The 2005 Assembly Plant of the Year owes some of its success to an efficient supply chain system. The Xerox Worldwide Production Systems Manufacturing Plant (Webster, NY) has focused its efforts on improving just in time delivery and reducing time to market. Over the past 3 years, the plant has achieved a 22 percent decrease in days of total inventory.
Raw materials and components are either moved directly to point of use as received, or warehoused for subsequent replenishment. Kitting of materials, vendor pack or kanban are used for line replenishment. Vendor managed inventory is used for packaging material and hardware. Finished goods and products are packaged for final customer shipments.
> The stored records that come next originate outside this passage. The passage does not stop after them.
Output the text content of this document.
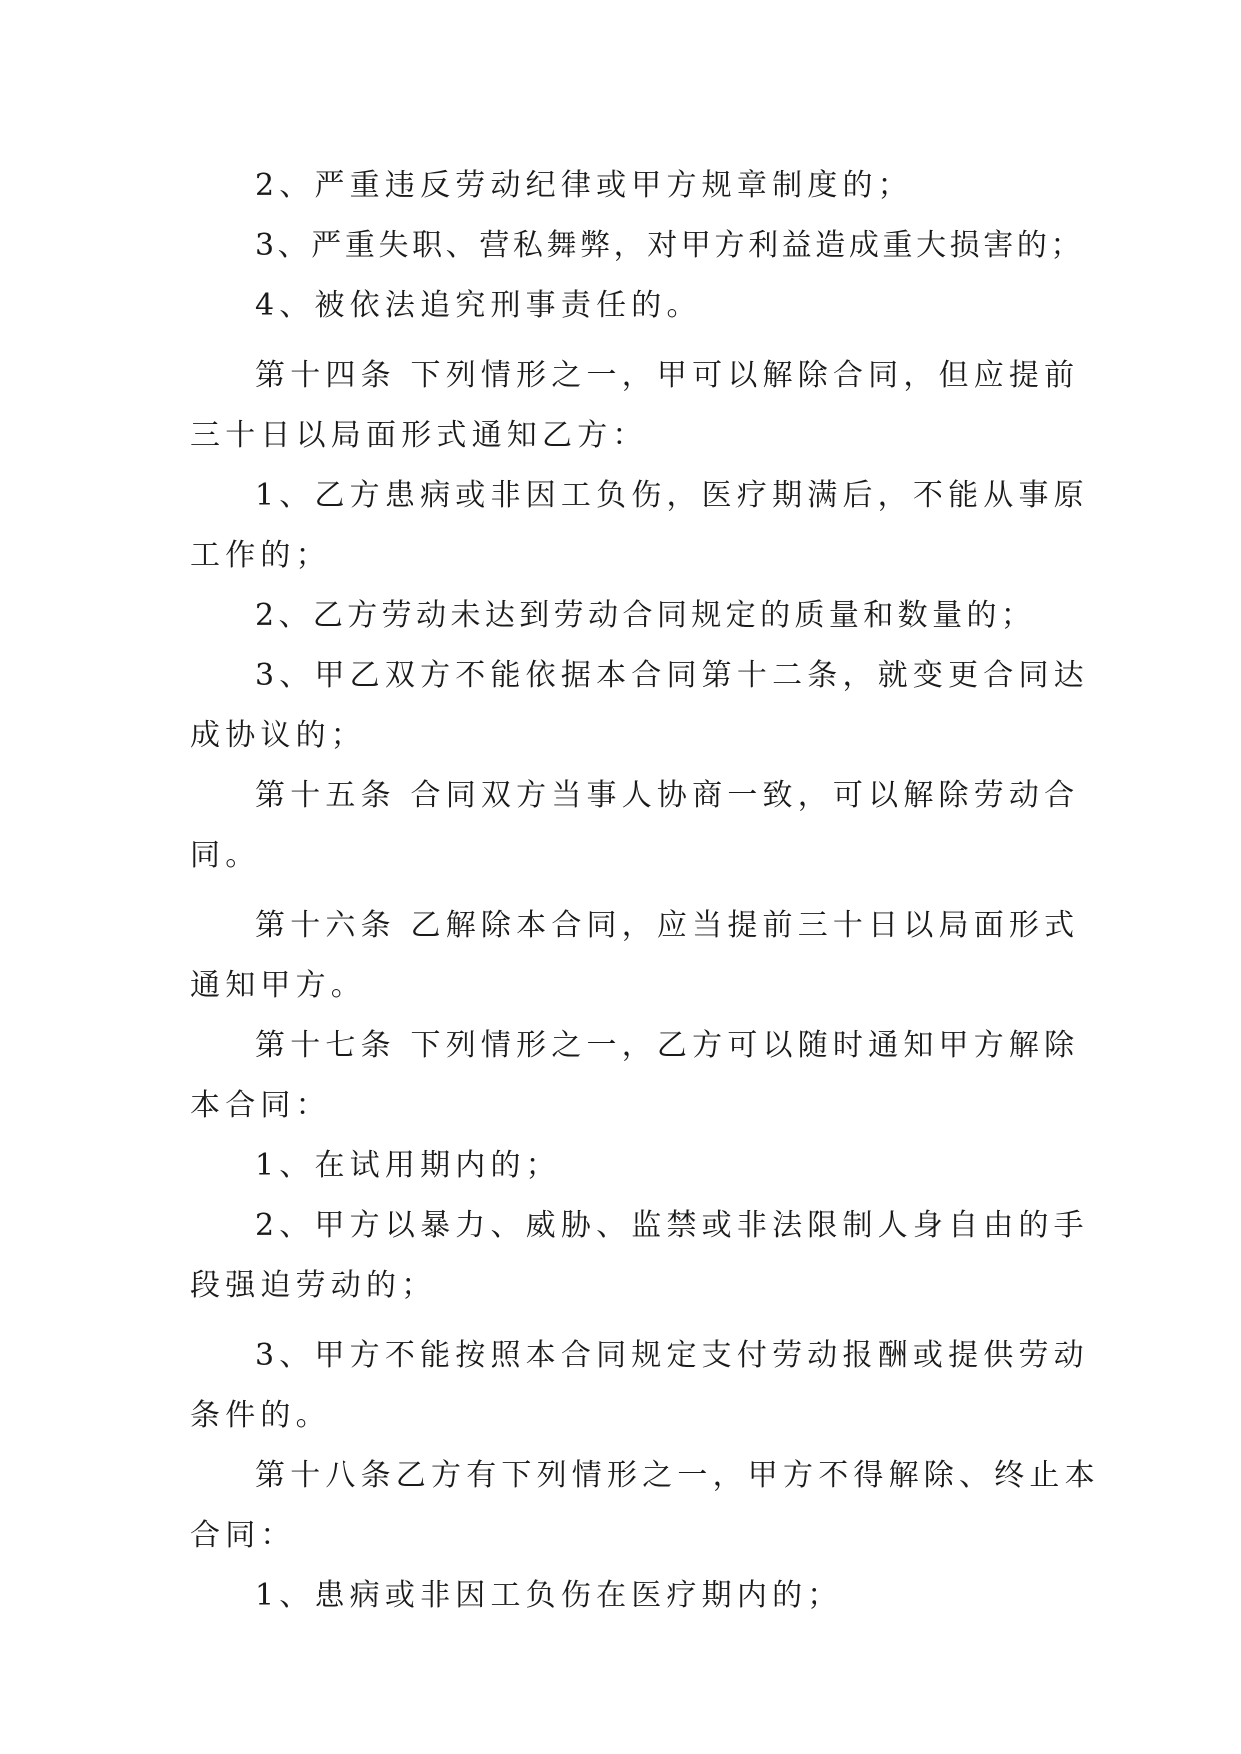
2、严重违反劳动纪律或甲方规章制度的；
3、严重失职、营私舞弊，对甲方利益造成重大损害的；
4、被依法追究刑事责任的。
第十四条 下列情形之一，甲可以解除合同，但应提前
三十日以局面形式通知乙方：
1、乙方患病或非因工负伤，医疗期满后，不能从事原
工作的；
2、乙方劳动未达到劳动合同规定的质量和数量的；
3、甲乙双方不能依据本合同第十二条，就变更合同达
成协议的；
第十五条 合同双方当事人协商一致，可以解除劳动合
同。
第十六条 乙解除本合同，应当提前三十日以局面形式
通知甲方。
第十七条 下列情形之一，乙方可以随时通知甲方解除
本合同：
1、在试用期内的；
2、甲方以暴力、威胁、监禁或非法限制人身自由的手
段强迫劳动的；
3、甲方不能按照本合同规定支付劳动报酬或提供劳动
条件的。
第十八条乙方有下列情形之一，甲方不得解除、终止本
合同：
1、患病或非因工负伤在医疗期内的；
Because of Lean Six Sigma, the plant has achieved some dramatic improvements in material cost reduction, notes Joao Borges, vice president of worldwide production systems manufacturing. He says cost reductions are done in two ways: parts cost and assembly labor and overhead cost reductions.
"For parts cost, we use one process that we call PCE (product cost engineering) - best of breed that establishes cost targets for each one of the components of the machines," Borges points out. "Together with our suppliers, we drive the reductions. This is an extremely disciplined process and we establish cost reduction targets. Everyone in the chain--design, purchasing and manufacturing--is committed to it."
Approximately 40 percent of the parts used to assembly the iGen3 110 digital production press are delivered in small lots on a just-in-time basis vs. 50 percent for the Nuvera machine.
"On all modules that we buy [from suppliers] we use special transportation fixtures that [serve as] the kanban signal for suppliers to send more material," explains Borges. "We have an open purchase order and shipments are released when carts are returned to suppliers. Although we are improving a lot, there is always room for improvement on inventory management."